Григорьев позвал дежурившего при входе милиционера и приказал отвести Кондрашова в камеру предварительного заключения.
Когда Кондрашов и дежурный милиционер вышли, Григорьев подошел к окну.
- По теории вероятности два одинаковых пальцевых отпечатка могут повториться на земном шаре через миллион лет. То есть практически это невозможная вещь. Он просто оттягивает время. Где Северцев? Немедленно провести опознание!
- Товарищ майор, я уже звонил в общежитие. Комендант сказал, что его в комнате нет, - ответил Захаров. Я хочу перед опознанием съездить на завод и проверить показания Кондрашова.
- Поезжайте, только быстрей.
Видно было, что майор чем-то недоволен.
Выйдя из следственной комнаты, Григорьев сильно хлопнул дверью. Поднимаясь к себе в кабинет, он остановился в коридорчике, где пришедшая с поста смена милиционеров сдавала оружие и переодевалась. Стоявший здесь шум раздражающе резанул слух майора, и он уже намеревался призвать к порядку, но, заметив, как старательно и любовно молоденький сержант складывает свою милицейскую форму в маленький шкапчик в стене, улыбнулся.
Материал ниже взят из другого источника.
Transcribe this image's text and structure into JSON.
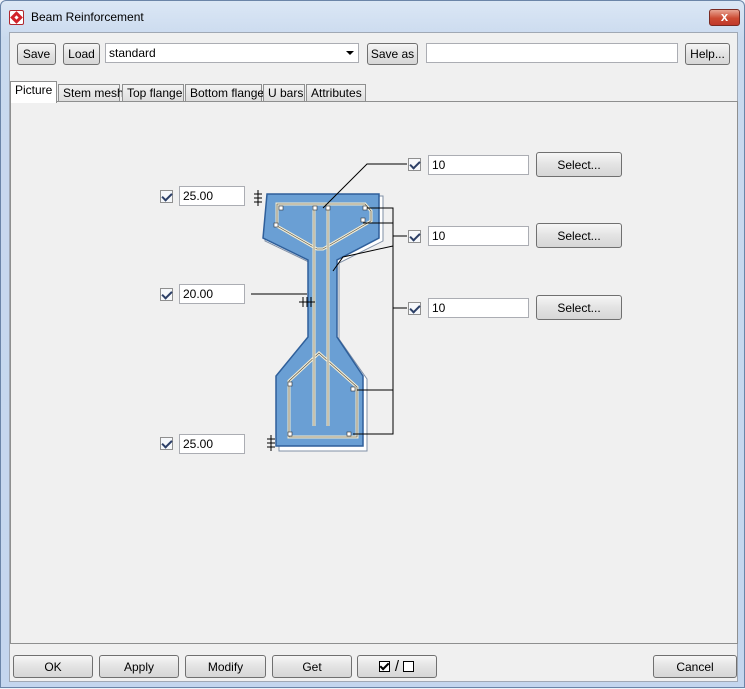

Закрыв дверь своего кабинета на ключ, майор достал из нижнего ящика письменного стола флакончик валерьянки и, боязливо оглядевшись, словно опасаясь, чтобы кто-нибудь не подсмотрел за ним, влил несколько капель в стакан с водой и выпил.
Ни жена, ни сослуживцы не знали, что последнее время у майора временами пошаливало сердце. "Жара", - объяснял он себе это наступившее ухудшение здоровья. Флакон с валерьянкой он спрятал на старом месте - в ящике под бумагами.
Григорьев боялся, чтобы кто-нибудь не подумал, что он сдает. Размышляя однажды о быстротечности земной жизни, где "ничто не вечно под луной", он хотел, чтоб кто-нибудь из друзей как добрую шутку сказал о нем, когда его уже не будет: "Он прожил жизнь, как боевой конь атакующего эскадрона, в бешеном галопе, и умер на боевом галопе, в атаке. Славный был старик... И любил пословицы..."
Григорьев вяло улыбнулся: "Но неужели и вправду сдаю?" С этой мыслью он подошел к окну, энергично распахнул высокие створки и вздохнул полной грудью. Не отнимая от створок широко распластанных рук, он с минуту продолжал стоять без движения, прислушиваясь к биению собственного сердца, которое минуту назад щемило и работало с перебоями.
- Ну вот, и все в порядке, - сказал он вслух. - Вот ты уже тикаешь, как часы.
Он приложил ладонь к левой стороне груди, словно желая лишний раз убедиться, что сердце бьется нормально. "И, конечно, не от валерьянки. Жизнь!.."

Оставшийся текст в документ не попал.